Hatice:Aşk olsun hanımım.Çizer miyim hiç.(içinden)Sen kafayı çizdirmişsin,koltukların çizilse ne olur?
(Hatice,Pınar Hanım’ın okuduğu kitabı merak etmekte ve sürekli onun dikkatini dağıtmaktadır.)
Pınar Hanım:Kızım,dikkatimi dağıtıyorsun,işinle ilgilensene!
Hatice:Hemen kızma be hanımım.Ben okuduğunuz kitabı merak ettim.Kapağı ilgimi çekti de.
Pınar Hanım:Ne güzel,sen demek kitap okumayı seviyorsun.Kitaplara meraklı hizmetçiyi ilk defa görüyorum.Bu konuda senin adına çok sevindim.Kütüphanemden istediğin kitabı istediğin zaman alabilirsin.

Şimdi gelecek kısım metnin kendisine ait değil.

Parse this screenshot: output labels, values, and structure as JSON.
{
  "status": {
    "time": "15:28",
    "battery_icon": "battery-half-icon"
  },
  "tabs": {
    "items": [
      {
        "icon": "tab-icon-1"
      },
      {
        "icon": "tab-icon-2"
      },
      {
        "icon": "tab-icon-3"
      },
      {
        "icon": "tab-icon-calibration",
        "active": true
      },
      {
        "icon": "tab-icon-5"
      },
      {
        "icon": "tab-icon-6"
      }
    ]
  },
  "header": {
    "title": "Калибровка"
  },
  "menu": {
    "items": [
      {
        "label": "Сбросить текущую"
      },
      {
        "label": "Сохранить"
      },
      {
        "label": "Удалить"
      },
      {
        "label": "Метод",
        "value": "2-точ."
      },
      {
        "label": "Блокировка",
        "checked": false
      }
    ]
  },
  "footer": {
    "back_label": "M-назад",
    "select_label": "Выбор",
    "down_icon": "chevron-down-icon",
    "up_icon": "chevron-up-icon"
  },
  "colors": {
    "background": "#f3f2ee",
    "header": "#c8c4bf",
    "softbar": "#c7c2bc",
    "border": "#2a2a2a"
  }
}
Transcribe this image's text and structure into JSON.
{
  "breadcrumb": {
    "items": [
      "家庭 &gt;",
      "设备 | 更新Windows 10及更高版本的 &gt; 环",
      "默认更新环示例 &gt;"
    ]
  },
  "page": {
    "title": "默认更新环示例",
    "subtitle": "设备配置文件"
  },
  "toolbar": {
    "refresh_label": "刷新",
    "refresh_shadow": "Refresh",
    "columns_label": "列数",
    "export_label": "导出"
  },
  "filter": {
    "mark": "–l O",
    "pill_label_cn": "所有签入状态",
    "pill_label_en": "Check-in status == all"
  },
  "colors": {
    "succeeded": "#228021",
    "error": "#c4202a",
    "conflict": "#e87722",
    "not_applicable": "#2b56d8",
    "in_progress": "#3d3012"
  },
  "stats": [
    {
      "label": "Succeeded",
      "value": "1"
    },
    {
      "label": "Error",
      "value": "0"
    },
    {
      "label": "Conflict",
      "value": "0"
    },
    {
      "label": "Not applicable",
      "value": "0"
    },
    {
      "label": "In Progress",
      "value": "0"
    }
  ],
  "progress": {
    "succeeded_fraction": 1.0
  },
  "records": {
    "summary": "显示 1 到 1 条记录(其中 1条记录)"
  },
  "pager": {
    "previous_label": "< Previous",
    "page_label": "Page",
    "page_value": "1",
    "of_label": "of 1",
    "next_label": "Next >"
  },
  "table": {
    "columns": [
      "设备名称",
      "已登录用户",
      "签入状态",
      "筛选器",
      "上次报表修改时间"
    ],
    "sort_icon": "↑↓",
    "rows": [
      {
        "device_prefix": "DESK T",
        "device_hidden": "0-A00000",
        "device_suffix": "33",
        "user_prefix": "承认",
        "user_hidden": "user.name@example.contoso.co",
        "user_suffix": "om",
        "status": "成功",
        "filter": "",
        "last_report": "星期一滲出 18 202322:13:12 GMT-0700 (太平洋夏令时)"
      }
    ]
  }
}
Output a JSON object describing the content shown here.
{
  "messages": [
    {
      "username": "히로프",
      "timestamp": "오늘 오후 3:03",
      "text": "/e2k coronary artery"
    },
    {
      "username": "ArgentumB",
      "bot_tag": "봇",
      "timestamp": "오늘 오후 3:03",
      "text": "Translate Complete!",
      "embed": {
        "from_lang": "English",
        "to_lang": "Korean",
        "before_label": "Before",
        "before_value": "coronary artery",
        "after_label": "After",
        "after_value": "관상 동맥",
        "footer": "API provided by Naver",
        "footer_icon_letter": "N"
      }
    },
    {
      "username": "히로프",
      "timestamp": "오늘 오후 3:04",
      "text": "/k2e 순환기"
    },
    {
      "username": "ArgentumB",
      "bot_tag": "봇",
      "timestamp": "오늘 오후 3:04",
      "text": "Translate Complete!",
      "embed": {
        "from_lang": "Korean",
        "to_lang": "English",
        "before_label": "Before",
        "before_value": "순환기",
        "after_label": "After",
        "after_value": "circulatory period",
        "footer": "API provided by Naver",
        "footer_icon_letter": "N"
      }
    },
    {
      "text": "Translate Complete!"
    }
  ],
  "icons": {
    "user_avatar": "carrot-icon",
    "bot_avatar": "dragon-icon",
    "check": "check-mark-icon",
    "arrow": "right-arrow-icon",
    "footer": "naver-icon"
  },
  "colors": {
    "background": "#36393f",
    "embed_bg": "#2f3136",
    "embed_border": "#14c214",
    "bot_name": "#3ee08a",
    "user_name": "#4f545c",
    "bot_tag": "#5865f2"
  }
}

Hatice:Ama benim okuma yazmam yok ki.
Pınar Hanım:Madem okuma yazman yok.Deminden beri ne diye bakıp duruyorsun kitaba?
Hatice:Kapağındaki dana resmi dikkatimi çekti o yüzden bakıyorum.Ben çocukken çok güzel dana resmi çizerdim de.Bunun kulakları tavşan kulağı gibi olmuş.Tavşan demişken sana tavşan kanı bir çay yapayım mı hanımım?
Pınar Hanım:İstemem,kalsın!Sen boş ver çayı,gel otur karşıma şöyle.
Hatice:Hayırdır hanımım.Sen ve ben karşılıklı oturacağız.İki candan dost,yoldaş gibi öyle mi?
Pınar Hanım:Bırak gevezeliği de otur hadi!Sen neden bu yaşa kadar okuma yazma öğrenmedin?
Hatice: Öğrenmek istemez miyim hiç?Bizim köyde öyle kız kısmını okutmazlar.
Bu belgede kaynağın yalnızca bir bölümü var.